Took a small trip to Shenzhen, which is an hour bus ride out of Hong Kong. Since it's close, many Hong Kongers go there since the HKD goes further. We didn't go there for sight seeing, but to kick back and relax and visit a family member from Toronto. He's an Expat there currently. We did go to a family spa called 678 International Club. Sorry folks, pictures weren't allowed for obvious reasons). There are massages, saunas and lounge chairs where you can watch TV, while eating the endless fruit buffet--that's served to you. If you feel active there's ping pong and the billiards tables. If you're hungry you can order at the restaurants there as well. As for choosing your masseuse, that was an interesting experience. They have a touch screen computer where you scroll through profiles of the various trained masseuses, all of which are female. The best way I could describe the profile photos was the comment I made to our relative, "these looked like clothed dirty pictures of women." His response, "yeah, that's how it is here." I had to ask, "this IS a family place, right?" He just smirked and clicked on a girl that, as he said, "she looks like the one that can take care of you."
 
"O...kay."

I asked for a shared room with my wife, since I don't speak Mandarin. No other reason. Really.

After that we went to a mall to have dinner.
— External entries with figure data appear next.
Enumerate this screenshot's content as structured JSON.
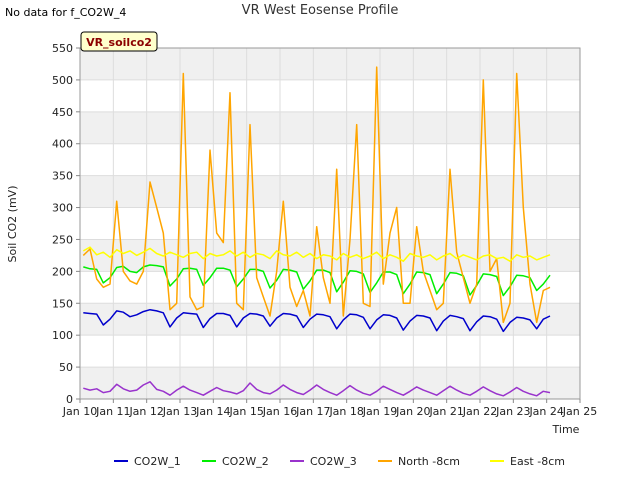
{
  "header": {
    "no_data_note": "No data for f_CO2W_4",
    "title": "VR West Eosense Profile",
    "site_tag": "VR_soilco2"
  },
  "chart_data": {
    "type": "line",
    "title": "VR West Eosense Profile",
    "xlabel": "Time",
    "ylabel": "Soil CO2 (mV)",
    "xlim": [
      10,
      25
    ],
    "ylim": [
      0,
      550
    ],
    "x_tick_labels": [
      "Jan 10",
      "Jan 11",
      "Jan 12",
      "Jan 13",
      "Jan 14",
      "Jan 15",
      "Jan 16",
      "Jan 17",
      "Jan 18",
      "Jan 19",
      "Jan 20",
      "Jan 21",
      "Jan 22",
      "Jan 23",
      "Jan 24",
      "Jan 25"
    ],
    "x_ticks": [
      10,
      11,
      12,
      13,
      14,
      15,
      16,
      17,
      18,
      19,
      20,
      21,
      22,
      23,
      24,
      25
    ],
    "y_ticks": [
      0,
      50,
      100,
      150,
      200,
      250,
      300,
      350,
      400,
      450,
      500,
      550
    ],
    "grid": true,
    "legend_position": "bottom",
    "x": [
      10.1,
      10.3,
      10.5,
      10.7,
      10.9,
      11.1,
      11.3,
      11.5,
      11.7,
      11.9,
      12.1,
      12.3,
      12.5,
      12.7,
      12.9,
      13.1,
      13.3,
      13.5,
      13.7,
      13.9,
      14.1,
      14.3,
      14.5,
      14.7,
      14.9,
      15.1,
      15.3,
      15.5,
      15.7,
      15.9,
      16.1,
      16.3,
      16.5,
      16.7,
      16.9,
      17.1,
      17.3,
      17.5,
      17.7,
      17.9,
      18.1,
      18.3,
      18.5,
      18.7,
      18.9,
      19.1,
      19.3,
      19.5,
      19.7,
      19.9,
      20.1,
      20.3,
      20.5,
      20.7,
      20.9,
      21.1,
      21.3,
      21.5,
      21.7,
      21.9,
      22.1,
      22.3,
      22.5,
      22.7,
      22.9,
      23.1,
      23.3,
      23.5,
      23.7,
      23.9,
      24.1
    ],
    "series": [
      {
        "name": "CO2W_1",
        "color": "#0000cc",
        "values": [
          135,
          134,
          133,
          116,
          125,
          138,
          136,
          129,
          132,
          137,
          140,
          138,
          135,
          113,
          127,
          135,
          134,
          133,
          112,
          126,
          134,
          134,
          131,
          113,
          127,
          134,
          133,
          130,
          114,
          127,
          134,
          133,
          130,
          112,
          125,
          133,
          132,
          129,
          110,
          124,
          133,
          132,
          128,
          110,
          124,
          132,
          131,
          127,
          108,
          122,
          131,
          130,
          127,
          107,
          122,
          131,
          129,
          126,
          107,
          121,
          130,
          129,
          125,
          106,
          120,
          128,
          127,
          124,
          110,
          125,
          130
        ]
      },
      {
        "name": "CO2W_2",
        "color": "#00ee00",
        "values": [
          207,
          204,
          203,
          182,
          190,
          206,
          208,
          200,
          198,
          207,
          210,
          209,
          207,
          177,
          188,
          204,
          205,
          203,
          178,
          190,
          205,
          205,
          202,
          176,
          188,
          203,
          203,
          200,
          174,
          186,
          203,
          202,
          199,
          172,
          185,
          202,
          202,
          198,
          168,
          183,
          201,
          200,
          196,
          167,
          182,
          199,
          199,
          195,
          165,
          180,
          199,
          198,
          195,
          165,
          180,
          198,
          197,
          193,
          163,
          178,
          196,
          195,
          192,
          162,
          176,
          194,
          193,
          190,
          170,
          180,
          194
        ]
      },
      {
        "name": "CO2W_3",
        "color": "#9933cc",
        "values": [
          17,
          14,
          16,
          10,
          12,
          23,
          16,
          12,
          14,
          22,
          27,
          15,
          12,
          6,
          14,
          20,
          14,
          10,
          6,
          12,
          18,
          13,
          11,
          8,
          13,
          25,
          15,
          10,
          8,
          14,
          22,
          15,
          10,
          7,
          14,
          22,
          15,
          10,
          6,
          13,
          21,
          14,
          9,
          6,
          12,
          20,
          15,
          10,
          6,
          12,
          19,
          14,
          10,
          6,
          13,
          20,
          14,
          9,
          6,
          12,
          19,
          13,
          8,
          5,
          11,
          18,
          12,
          8,
          5,
          12,
          10
        ]
      },
      {
        "name": "North -8cm",
        "color": "#ffa500",
        "values": [
          225,
          235,
          188,
          175,
          180,
          310,
          200,
          185,
          180,
          200,
          340,
          300,
          260,
          140,
          150,
          510,
          160,
          140,
          145,
          390,
          260,
          245,
          480,
          150,
          140,
          430,
          190,
          160,
          130,
          200,
          310,
          175,
          145,
          170,
          130,
          270,
          190,
          150,
          360,
          130,
          250,
          430,
          150,
          145,
          520,
          180,
          260,
          300,
          150,
          150,
          270,
          200,
          170,
          140,
          150,
          360,
          230,
          190,
          150,
          180,
          500,
          200,
          220,
          120,
          150,
          510,
          300,
          180,
          120,
          170,
          175
        ]
      },
      {
        "name": "East -8cm",
        "color": "#ffff00",
        "values": [
          232,
          238,
          226,
          230,
          222,
          234,
          228,
          232,
          225,
          230,
          236,
          228,
          224,
          230,
          226,
          222,
          228,
          230,
          220,
          228,
          224,
          226,
          232,
          224,
          230,
          222,
          228,
          226,
          220,
          232,
          226,
          224,
          230,
          222,
          228,
          220,
          226,
          224,
          218,
          228,
          222,
          226,
          220,
          224,
          230,
          220,
          226,
          222,
          216,
          228,
          224,
          222,
          226,
          218,
          224,
          228,
          220,
          226,
          222,
          218,
          224,
          226,
          220,
          222,
          216,
          226,
          222,
          224,
          218,
          222,
          226
        ]
      }
    ]
  }
}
Didn't take much photos, but did get some geek shots of a DC Comics clothing store.




At first I was wondering if this was a shop that was selling fake stuff.







Apparently it wasn't, as I was told. They had the proper DC logo and the trademarks where they should be. No spelling mistakes etc. So that's a good thing. I would have taken more shots, but was told that I couldn't. Why? Cause they didn't want people counterfeiting the product. Well, that's what I was told anyway.


One of the dishes ordered for dinner was interesting.


 Pork bone soup.


Sounds innocent enough, right?

 

What's this? A plastic glove and a straw?


They're used to suck on bone marrow. That's right, bone marrow.


It tasted like how I thought it would. Liquid meat with the mixed flavours from the ingredients tossed in to make the soup. What you can't hear from the photos are the phlegm like sounds that we were all making, as we tried to suck out the bone marrow. Not as hard as sucking a McDonald's milkshake, but hard enough.

I was told it was easier to do if I added soup, which I did. Did it help? A little. I found that it was more for an alternative means to drink soup.

That's how we spent our Easter holidays. Getting massages and sucking on bone marrow. The kids got their chocolate eggs before all of that (of course one of the chocolates eggs was for me).

Oops! I forgot about the photos from my Blackberry.

We had Peking duck for lunch. I'm not going even think about the cholesterol that I took in with each bite. Man, BBQ duck is wicked tastey.


We took a trip to a place called Book City. Think of the biggest bookstore and times it by five. We were walking around for a couple of hours and still didn't do it all. I did pick up something I've always wanted to read, The Little Prince. Kind of a weird reading list I'm coming up with these days.

Currently I'm reading Dashiell Hammett's The Thin Man and plan on getting through Alan Moore's Swamp Thing run, then The Little Prince.